An alternative perspective is to see the other comparisons as increasingly granular looks at PPD and its organization parents (which lends itself to the interpretation that differences are due to factors affecting the organizational unit. e.g. PPD is affected by technological outages more than its peers at StatCan), while the CPD comparison looks at similar work (which lends itself to an interpretation as to why there are better or worse outcomes for similar work. e.g. Why does PPD feel overworked compared to CPD?)

## Summary

These results are an extract from a larger analysis of the PSES but were the most likely to enhance the work done by the existing team. The results can be summarized by organizational level.

### Comparisons at the Field Level and Higher
Compared to Statistics Canada and the Public Service as a whole, PPD has a statistically significant gap in questions related to technology, specifically questions Q18h and Q70p (work suffering because of unreliable technology and difficulty accessing work tools being a source of stress). This gap ranged from 27 to 18% fewer positive responses (though the work stress technology question was not significant for the field). In addition, PPD showed a smaller but still statistically significant gap in responses related to personal issues being a source of stress at work (Q70x). While we cannot rule out the possibility that this is a statistical aberration, it remains the most natural place outside of technology to examine due to its large magnitude.

Compared to the Economic Statistics Field PPD also expressed greater concern regarding its job security. While it should be noted that the field as a whole is quite high (95% positive compared to PPD's 83%), a 12 point gap regarding job security is notable and is a clear issue that can be examined and addressed (as opposed to the more intangible personal issues).
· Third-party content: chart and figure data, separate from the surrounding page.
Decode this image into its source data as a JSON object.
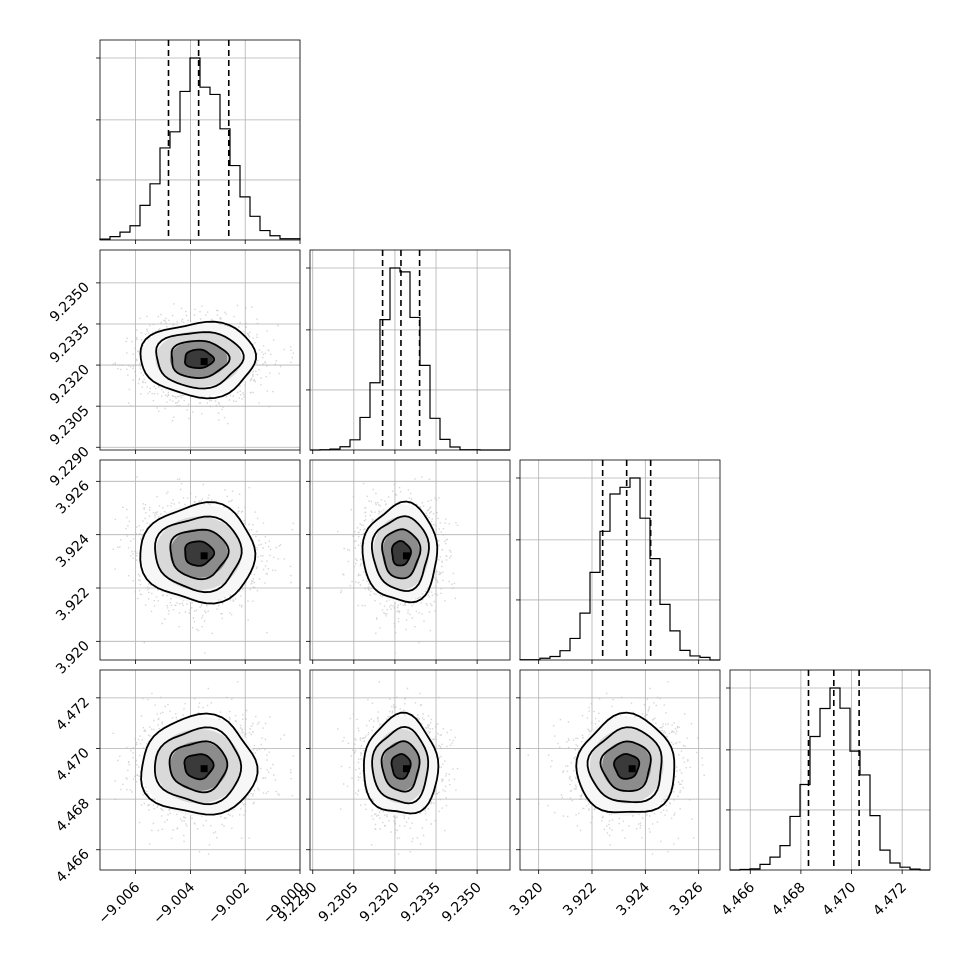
{
  "chart_data": {
    "type": "corner",
    "parameters": [
      {
        "mean": -9.0037,
        "sd": 0.00105,
        "q16": -9.0048,
        "q50": -9.0037,
        "q84": -9.0026,
        "range": [
          -9.0073,
          -9.0
        ],
        "ticks": [
          -9.006,
          -9.004,
          -9.002,
          -9.0
        ],
        "tick_labels": [
          "−9.006",
          "−9.004",
          "−9.002",
          "−9.000"
        ]
      },
      {
        "mean": 9.23222,
        "sd": 0.00068,
        "q16": 9.23155,
        "q50": 9.23222,
        "q84": 9.2329,
        "range": [
          9.2289,
          9.2362
        ],
        "ticks": [
          9.229,
          9.2305,
          9.232,
          9.2335,
          9.235
        ],
        "tick_labels": [
          "9.2290",
          "9.2305",
          "9.2320",
          "9.2335",
          "9.2350"
        ]
      },
      {
        "mean": 3.9233,
        "sd": 0.00092,
        "q16": 3.9224,
        "q50": 3.9233,
        "q84": 3.9242,
        "range": [
          3.9193,
          3.9268
        ],
        "ticks": [
          3.92,
          3.922,
          3.924,
          3.926
        ],
        "tick_labels": [
          "3.920",
          "3.922",
          "3.924",
          "3.926"
        ]
      },
      {
        "mean": 4.4693,
        "sd": 0.00098,
        "q16": 4.4683,
        "q50": 4.4693,
        "q84": 4.4703,
        "range": [
          4.4652,
          4.4731
        ],
        "ticks": [
          4.466,
          4.468,
          4.47,
          4.472
        ],
        "tick_labels": [
          "4.466",
          "4.468",
          "4.470",
          "4.472"
        ]
      }
    ],
    "histogram_bins": 20,
    "quantiles": [
      0.16,
      0.5,
      0.84
    ],
    "contour_levels_sigma": [
      0.5,
      1.0,
      1.5,
      2.0
    ],
    "grid": true
  }
}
### Comparisons at the Branch Level
Once checking below the Field level the technology gap gives way to other concerns. Pay and compensation related issues and personal issues were major sources of stress. These may be related to the Phoneix issues (Q93), but there is wider room for interpretation between a combination of Q70b (pay related stress) and Q93 (Phoenix issues), than there is the technology questions (Q18h and Q70p).

### Comparisons to CPD
PPD was compared to CPD given the potential similarity to the nature of the work. When comparing to CPD the significant differences regarding the technology questions (Q18h and Q70p) were not present (PPD's mean was lower, but by a small magnitude). Notably the significant differences related to job security (Q70w) and Phoenix (Q93) persist. While Phoneix issues are not likely to be related to the nature of the work, the difference in stresses related to job security between the field and a comparable division invites further scrutiny. In addition, heavy workload as a source of stress emerges as a factor against which PPD does not favourably compare.

### Conclusions
The absence of technological differences between the two prices divisions may suggest that these divisions have more demanding technological needs that are not being met by the existing divisions (or, alternatively, are not organized in a way that is harmonious with the delivery of technological services). Regardless of the source, technology affecting the quality of the work and becoming a source of stress is one of the most consistent results from the PSES.

Beyond technological issues issues, PPD appears to be more heavily affected by Phoneix pay issues and concerns about job security at the branch (and lower) level. While we do not find evidence that PPD is any different at the field level or above, the persistence of the gap when comparing against the branch and anotehr division recommends further investigation.